Financial inclusion agents saddled with the responsibility of offering banking services to unbanked especially those in the rural areas where banks are not in sight, have identified poor mobile network connectivity and super agents roll out of advanced technology devices as major challenges of their efforts, Nigeria CommunicationsWeek can now reveal.
Fasasi Sarafadeen Atanda, managing director, ECOSA Hybrid Network, operators’ of banking agents in several rural areas across the country told newsmen that technologically related hiccups in their operations do affect them.
According to him, ‘there is inherent challenge of mobile network availability in rural areas for our banking transactions. We use point of sale terminal for our transaction which requires mobile network connectivity for it to work but as a result of poor network connectivity some of our transactions fail which lead to rigorous process of reversal of money.
“Although, Nigerian Communications Commission has promised to assist mobile network operators to expand their networks to these areas, but with the existing telecommunications infrastructure, poor network connectivity is a problem for us presently,” he said.
He also lamented advanced technology devices that super agents roll out for transactions at rural locations which make their work difficult.

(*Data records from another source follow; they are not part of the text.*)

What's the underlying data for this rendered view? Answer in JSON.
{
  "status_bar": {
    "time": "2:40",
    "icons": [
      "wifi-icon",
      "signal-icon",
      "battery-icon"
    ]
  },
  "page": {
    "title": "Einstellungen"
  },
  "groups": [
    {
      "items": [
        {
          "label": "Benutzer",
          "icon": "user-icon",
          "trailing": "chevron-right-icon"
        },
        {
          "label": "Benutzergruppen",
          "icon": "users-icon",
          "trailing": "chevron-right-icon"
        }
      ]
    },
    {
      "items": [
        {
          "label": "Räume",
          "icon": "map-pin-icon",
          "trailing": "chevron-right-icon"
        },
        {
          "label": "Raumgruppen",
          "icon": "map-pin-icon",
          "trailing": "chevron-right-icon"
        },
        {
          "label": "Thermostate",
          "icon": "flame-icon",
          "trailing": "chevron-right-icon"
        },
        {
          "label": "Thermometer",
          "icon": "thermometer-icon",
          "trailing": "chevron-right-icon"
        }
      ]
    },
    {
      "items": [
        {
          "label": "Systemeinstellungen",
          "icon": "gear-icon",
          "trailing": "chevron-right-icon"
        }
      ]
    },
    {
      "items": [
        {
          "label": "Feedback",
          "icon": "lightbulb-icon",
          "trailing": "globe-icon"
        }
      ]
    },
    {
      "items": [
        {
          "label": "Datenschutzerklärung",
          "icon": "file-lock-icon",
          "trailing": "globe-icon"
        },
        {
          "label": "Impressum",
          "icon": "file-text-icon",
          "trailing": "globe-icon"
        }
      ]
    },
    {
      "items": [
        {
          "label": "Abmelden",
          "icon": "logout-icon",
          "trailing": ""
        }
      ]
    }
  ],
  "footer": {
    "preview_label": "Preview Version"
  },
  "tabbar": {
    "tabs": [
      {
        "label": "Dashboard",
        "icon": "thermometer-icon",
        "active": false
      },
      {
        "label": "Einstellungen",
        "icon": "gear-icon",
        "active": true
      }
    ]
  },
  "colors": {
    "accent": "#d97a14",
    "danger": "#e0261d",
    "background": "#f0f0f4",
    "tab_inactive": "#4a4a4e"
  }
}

“Technology super agents and Fintech are rolling out for us at rural areas are advanced and does not work well at such environment. Image where 4G PoS are deployed at rural area with 2G network coverage, more so banks deploy soft touch Automated Teller Machine (ATM) with programming that speaks English that dwellers hardly interpret.
“Super agents with their technology partners also deploy for our use Andriod PoS whose power doesn’t last longer. Android PoS consumes power more than windows powered PoS and considering that there is no electricity supplies at some of these rural areas, such PoS don’t last long before their power goes off.”
Atanda however, urged central bank of Nigeria, to review its policies on agent banking to empower Agents to log complains on behalf of their customers on transaction issues.
Atanda was responding to presentation delivered by Ronke Kuye, managing director, Shared Agent Network Expansion Facilities (SANEF) at DigitalPay conference held in Lagos earlier this week.
Speaking on ‘Ubiquitous customer touch-points: The agents banking benchmark for scale’, she identified some impediments to SANEF realizing the objective of increasing financial inclusion to 80 percent by 2020.
Among them are, cumbersome process for BVN enrolment; low proximity to financial access point, where there are only about 17,000 bank branches to serve 100million Nigerian adults;
She lamented high cost of transactions to customers, as well as lack of compelling products to attract the unbanked.
“There is inadequate financial literacy and campaigns among the unbanked, including language barriers. And also lack of simple interoperable technology/payment platform for account opening and other transactions as well absence of central coordination of stakeholder efforts on financial inclusion.”